I have a data frame which I groupBy Date and name and I aggregate the average of price.
df.filter("some filter")
.withColumn("price_int", df.print.cast('integer'))
.groupBy("Date", 'name')
.agg(avg(col('price_int')))
I want to get the max, and stddev of price_int column.
df.filter("some filter")
.withColumn("price_int", df.print.cast('integer'))
.groupBy("Date", 'name')
.agg(avg(col('price_int'),
max(col('price_int'),
stddev(col('price_int'),
)))
But when I add max(col('price_int)
, I get error saying Column is not iterable
And when I add stddev(col('price_int)
, I get error saying 'stdev is not defined'
Can you please tell me how can I get 'max' and 'standard dev' of the column 'price_int'?

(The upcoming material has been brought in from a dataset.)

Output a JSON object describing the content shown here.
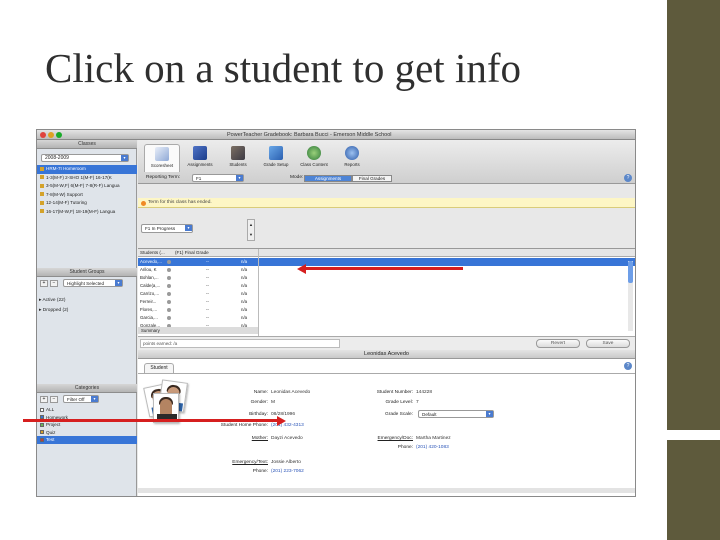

CodePudding user response:
I'm skeptical about where the issue is, as the code you provided seems to have syntax messed up, but in any case - the below would work:
from pyspark.sql import functions as F
df.filter("some filter")
.withColumn("price_int", df.print.cast('integer'))
.groupBy("Date", 'name')
.agg(F.avg(F.col('price_int')).alias("Average"), F.stddev(F.col("price_int")).alias("Std_Deviation"), F.max(F.col("price_int")).alias("Maximum"))
Worked for me:
Also, note Spark has 2 different standard deviation functions:
stddev() or stddev_samp() - returns the unbiased sample standard deviation of the expression in a group
stddev_pop() - returns population standard deviation of the expression in a group.